March 26 Column: Spring Pruning

spring pruningWho’s anxious to really get going in their gardens? Boy, I sure am! Once our snow melted, it became very apparent that I’ve got a whole lot of catching up to do. In my column today, I discuss the types of spring pruning we’ll be doing and the timing of them.

Here’s a link to my column in today’s edition of The Spokesman-Review: Pruning not that difficult if you allow the plant to guide you.

With all pruning, you want to remove…

  • Dead and damaged branches.
  • Crossing branches.
  • Branches that grow through the middle of plant.

Once you’ve taken care of them, you just might be done. Or perhaps you have a little bit of tidying up to do to rein in a plant’s growth or remove problematic branches.

One of the most frustrating things I’ve seen in my yard so far — and from what I’m hearing, you’re seeing it, too — is a LOT of winter damage to my roses. So far, I’ve only pruned one since the weather is still a bit cool, but it was shocking just how many canes I had to prune off of it.
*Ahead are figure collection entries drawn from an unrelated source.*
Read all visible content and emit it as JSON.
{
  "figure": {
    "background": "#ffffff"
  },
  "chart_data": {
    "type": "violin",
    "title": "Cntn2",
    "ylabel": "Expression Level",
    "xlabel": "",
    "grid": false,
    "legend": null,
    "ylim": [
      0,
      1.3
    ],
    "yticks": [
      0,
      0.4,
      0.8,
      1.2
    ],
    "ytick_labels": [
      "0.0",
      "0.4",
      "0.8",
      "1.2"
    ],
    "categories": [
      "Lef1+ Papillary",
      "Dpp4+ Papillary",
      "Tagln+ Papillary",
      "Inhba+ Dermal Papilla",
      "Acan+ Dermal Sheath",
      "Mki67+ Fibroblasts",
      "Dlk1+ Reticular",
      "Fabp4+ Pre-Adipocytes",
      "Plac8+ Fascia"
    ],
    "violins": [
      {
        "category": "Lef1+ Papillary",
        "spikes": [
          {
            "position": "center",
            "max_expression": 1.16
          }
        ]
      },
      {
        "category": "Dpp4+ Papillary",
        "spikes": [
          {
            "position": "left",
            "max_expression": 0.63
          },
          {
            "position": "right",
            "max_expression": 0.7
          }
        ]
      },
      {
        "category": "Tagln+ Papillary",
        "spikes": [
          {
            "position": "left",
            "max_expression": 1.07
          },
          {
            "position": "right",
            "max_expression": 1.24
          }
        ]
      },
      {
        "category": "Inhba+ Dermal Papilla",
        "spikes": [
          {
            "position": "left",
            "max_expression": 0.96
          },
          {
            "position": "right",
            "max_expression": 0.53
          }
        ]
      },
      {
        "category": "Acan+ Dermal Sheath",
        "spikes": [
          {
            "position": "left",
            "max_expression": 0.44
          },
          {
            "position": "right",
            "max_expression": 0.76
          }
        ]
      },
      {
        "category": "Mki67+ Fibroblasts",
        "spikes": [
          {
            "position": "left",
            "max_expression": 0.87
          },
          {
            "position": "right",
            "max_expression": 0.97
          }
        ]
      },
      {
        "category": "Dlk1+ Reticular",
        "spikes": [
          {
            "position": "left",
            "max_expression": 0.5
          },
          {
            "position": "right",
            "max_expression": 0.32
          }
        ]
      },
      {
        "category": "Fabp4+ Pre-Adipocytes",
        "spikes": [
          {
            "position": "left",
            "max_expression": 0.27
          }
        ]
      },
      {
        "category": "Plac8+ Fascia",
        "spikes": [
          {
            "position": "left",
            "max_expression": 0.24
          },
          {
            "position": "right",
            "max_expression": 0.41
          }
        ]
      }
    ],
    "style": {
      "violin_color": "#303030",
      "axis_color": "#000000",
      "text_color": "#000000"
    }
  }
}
In addition, I filmed a video showing you how I take care of winter damage to arbor vitaes as well as how to prune shrub-type berries (i.e., currants, blueberries, gooseberries and jostaberries), roses, raspberries and fruit trees. Whew! And somehow, I squeezed all that into 4 1/2 minutes!

One thing I forgot to mention while talking about pruning roses is that when you’re just shortening a cane (or removing a damaged part from a cane), make your cut just above an outward-facing bud. That way, the new growth will be heading out from the plant rather than through the middle.